The findings of a recent population-based study in Australia suggested that elective cesarean delivery of a singleton pregnancy at term without medical or obstetric indications (cesarean delivery by maternal request) may represent a significant proportion of cesarean births in that country. Maternal request cesarean section has been the subject of much debate in both the lay and the medical press, but there is little useful data on this issue in the medical literature. Worldwide estimates on its frequency are unreliable because of differences between studies in the definition used, diagnostic coding, and documentation by obstetricians. Maternal request cesareans in the era predating the current high rates of cesarean section were estimated to account for 4% to 18% of all cesarean deliveries.
To address this issue, the investigators estimated the rate of cesarean section by maternal request in Australia using 2 anonymous 1-page postal surveys, one for all 1239 specialist obstetricians and the other for all 317 registered obstetric trainees (residents) in Australia. The specialists were asked whether they perform cesarean delivery by maternal request and if so, how many maternal request cesareans they performed in the previous year. Trainees were asked if they would perform such deliveries in their future practice.
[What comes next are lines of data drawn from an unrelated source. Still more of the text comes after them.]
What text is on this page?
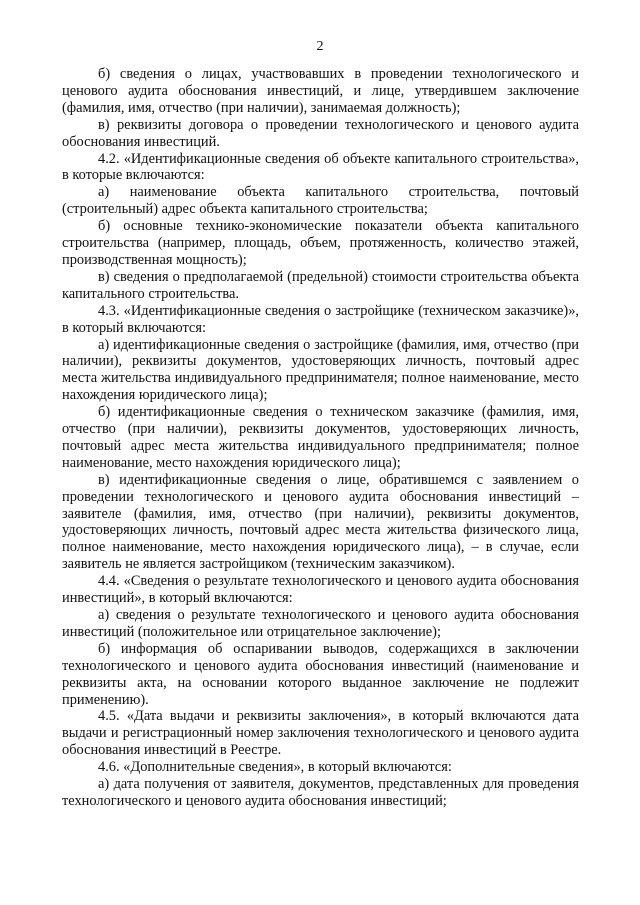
2

б) сведения о лицах, участвовавших в проведении технологического и ценового аудита обоснования инвестиций, и лице, утвердившем заключение (фамилия, имя, отчество (при наличии), занимаемая должность);

в) реквизиты договора о проведении технологического и ценового аудита обоснования инвестиций.

4.2. «Идентификационные сведения об объекте капитального строительства», в которые включаются:

а) наименование объекта капитального строительства, почтовый (строительный) адрес объекта капитального строительства;

б) основные технико-экономические показатели объекта капитального строительства (например, площадь, объем, протяженность, количество этажей, производственная мощность);

в) сведения о предполагаемой (предельной) стоимости строительства объекта капитального строительства.

4.3. «Идентификационные сведения о застройщике (техническом заказчике)», в который включаются:

а) идентификационные сведения о застройщике (фамилия, имя, отчество (при наличии), реквизиты документов, удостоверяющих личность, почтовый адрес места жительства индивидуального предпринимателя; полное наименование, место нахождения юридического лица);

б) идентификационные сведения о техническом заказчике (фамилия, имя, отчество (при наличии), реквизиты документов, удостоверяющих личность, почтовый адрес места жительства индивидуального предпринимателя; полное наименование, место нахождения юридического лица);

в) идентификационные сведения о лице, обратившемся с заявлением о проведении технологического и ценового аудита обоснования инвестиций – заявителе (фамилия, имя, отчество (при наличии), реквизиты документов, удостоверяющих личность, почтовый адрес места жительства физического лица, полное наименование, место нахождения юридического лица), – в случае, если заявитель не является застройщиком (техническим заказчиком).

4.4. «Сведения о результате технологического и ценового аудита обоснования инвестиций», в который включаются:

а) сведения о результате технологического и ценового аудита обоснования инвестиций (положительное или отрицательное заключение);

б) информация об оспаривании выводов, содержащихся в заключении технологического и ценового аудита обоснования инвестиций (наименование и реквизиты акта, на основании которого выданное заключение не подлежит применению).

4.5. «Дата выдачи и реквизиты заключения», в который включаются дата выдачи и регистрационный номер заключения технологического и ценового аудита обоснования инвестиций в Реестре.

4.6. «Дополнительные сведения», в который включаются:

а) дата получения от заявителя, документов, представленных для проведения технологического и ценового аудита обоснования инвестиций;
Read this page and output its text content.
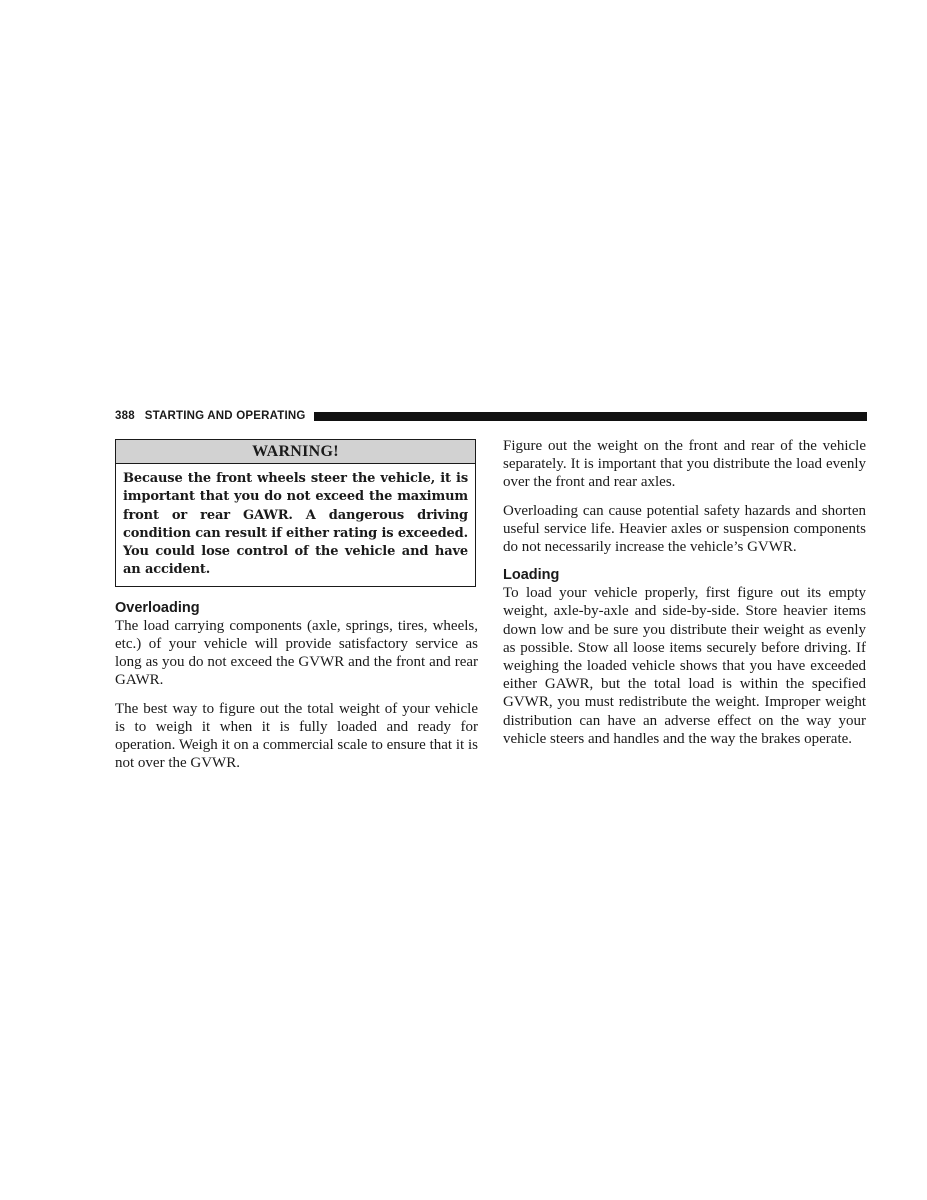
388 STARTING AND OPERATING
WARNING!
Because the front wheels steer the vehicle, it is important that you do not exceed the maximum front or rear GAWR. A dangerous driving condition can result if either rating is exceeded. You could lose control of the vehicle and have an accident.
Overloading

The load carrying components (axle, springs, tires, wheels, etc.) of your vehicle will provide satisfactory service as long as you do not exceed the GVWR and the front and rear GAWR.

The best way to figure out the total weight of your vehicle is to weigh it when it is fully loaded and ready for operation. Weigh it on a commercial scale to ensure that it is not over the GVWR.

Figure out the weight on the front and rear of the vehicle separately. It is important that you distribute the load evenly over the front and rear axles.

Overloading can cause potential safety hazards and shorten useful service life. Heavier axles or suspension components do not necessarily increase the vehicle’s GVWR.

Loading

To load your vehicle properly, first figure out its empty weight, axle-by-axle and side-by-side. Store heavier items down low and be sure you distribute their weight as evenly as possible. Stow all loose items securely before driving. If weighing the loaded vehicle shows that you have exceeded either GAWR, but the total load is within the specified GVWR, you must redistribute the weight. Improper weight distribution can have an adverse effect on the way your vehicle steers and handles and the way the brakes operate.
A reminder letter with the questionnaire enclosed was sent 6 weeks after first mailing. Measures were taken to avoid having any practitioners answer the survey more than once.
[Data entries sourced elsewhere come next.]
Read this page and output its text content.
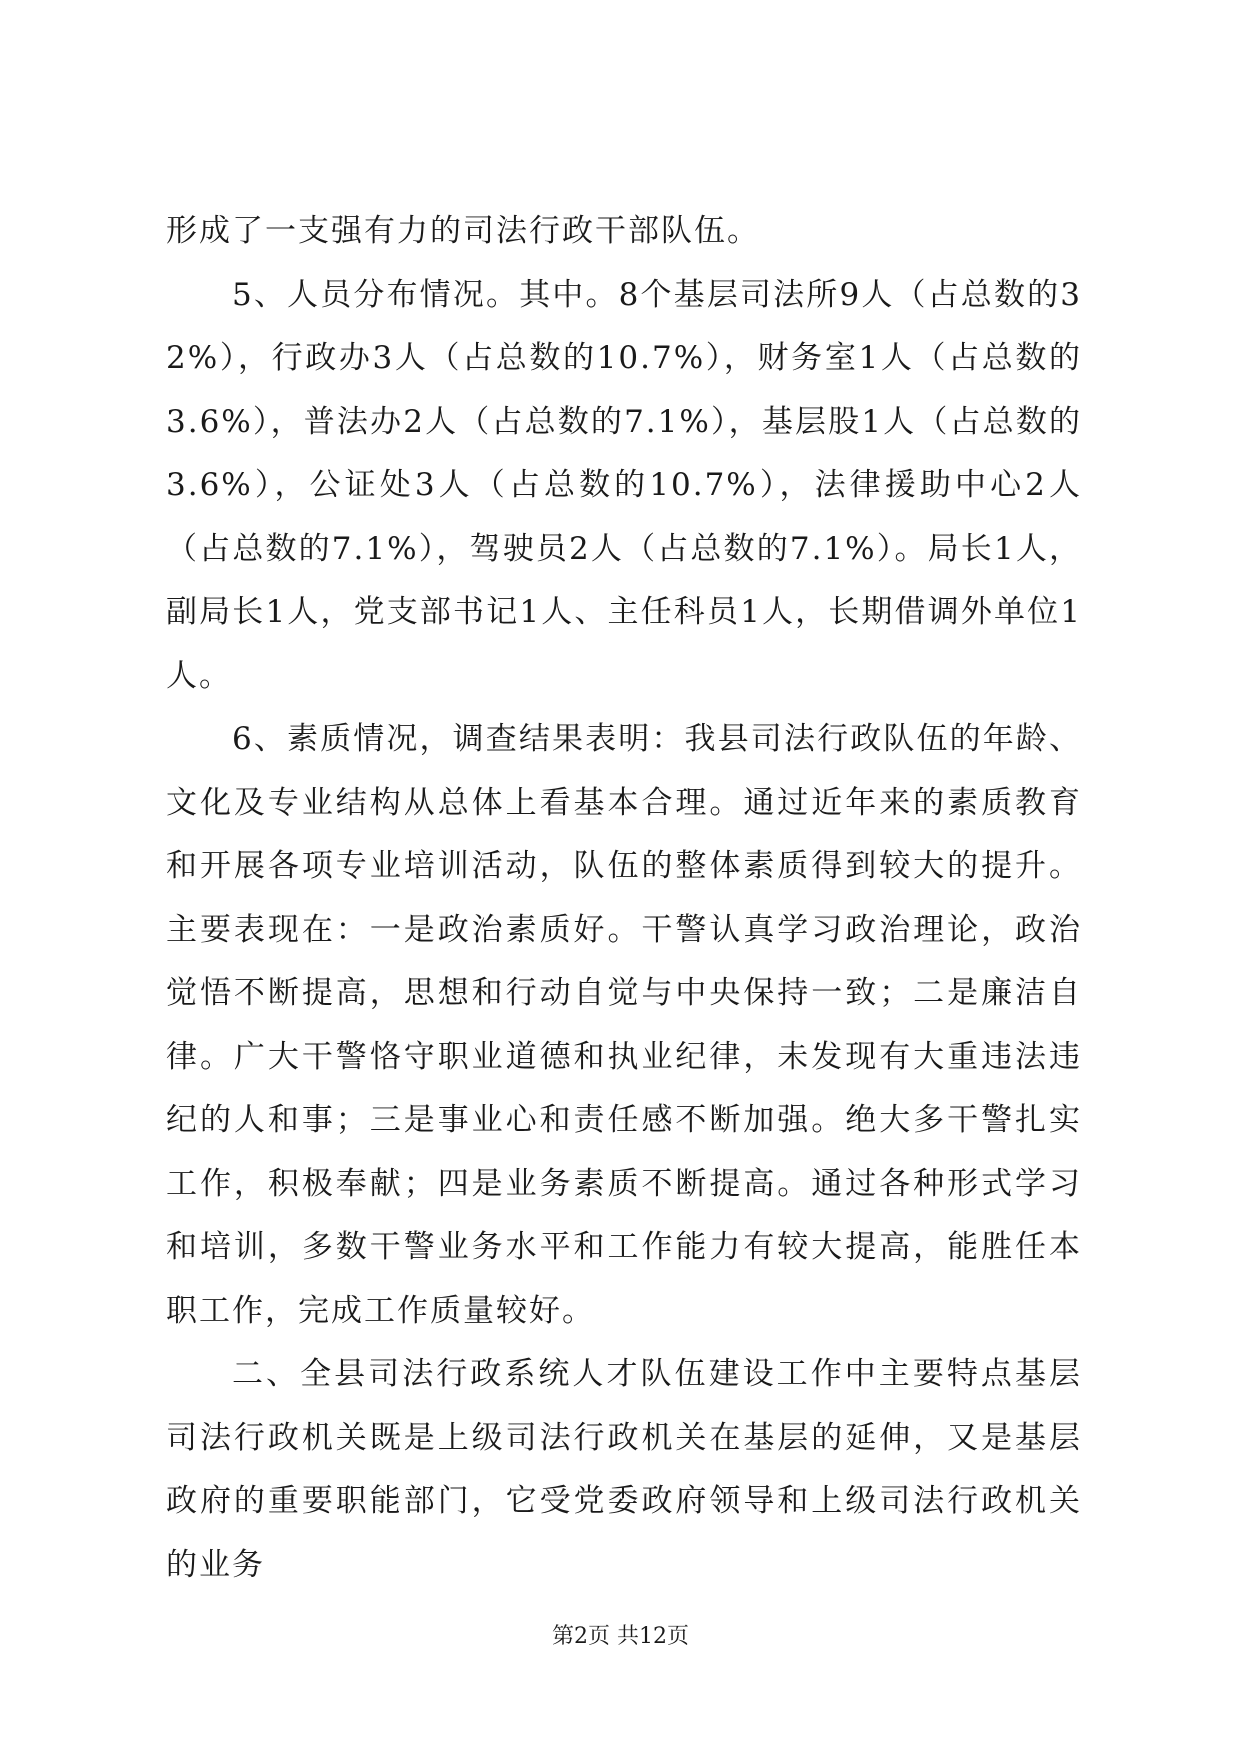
形成了一支强有力的司法行政干部队伍。

5、人员分布情况。其中。8个基层司法所9人（占总数的32%），行政办3人（占总数的10.7%），财务室1人（占总数的3.6%），普法办2人（占总数的7.1%），基层股1人（占总数的3.6%），公证处3人（占总数的10.7%），法律援助中心2人（占总数的7.1%），驾驶员2人（占总数的7.1%）。局长1人，副局长1人，党支部书记1人、主任科员1人，长期借调外单位1人。

6、素质情况，调查结果表明：我县司法行政队伍的年龄、文化及专业结构从总体上看基本合理。通过近年来的素质教育和开展各项专业培训活动，队伍的整体素质得到较大的提升。主要表现在：一是政治素质好。干警认真学习政治理论，政治觉悟不断提高，思想和行动自觉与中央保持一致；二是廉洁自律。广大干警恪守职业道德和执业纪律，未发现有大重违法违纪的人和事；三是事业心和责任感不断加强。绝大多干警扎实工作，积极奉献；四是业务素质不断提高。通过各种形式学习和培训，多数干警业务水平和工作能力有较大提高，能胜任本职工作，完成工作质量较好。

二、全县司法行政系统人才队伍建设工作中主要特点基层司法行政机关既是上级司法行政机关在基层的延伸，又是基层政府的重要职能部门，它受党委政府领导和上级司法行政机关的业务

第2页 共12页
The response rate for specialists was 99% and for trainees was 81%. From the specialist responses, it was estimated that between 8553 and 12,434 maternal request cesarean sections were performed in 2006. Using the lowest estimate (8553) in calculations, maternal request accounted for 17.3% of all elective cesarean sections and 3.2% of all births in that year. The likelihood of agreeing to perform maternal request cesarean deliveries was higher among specialists who were 10 or less years from qualification. Two-third of trainees expressed the intention of doing such cesareans in their future practice.
These findings support the hypothesis that maternal request cesareans make a significant contribution to the overall rate of cesarean deliveries in Australia.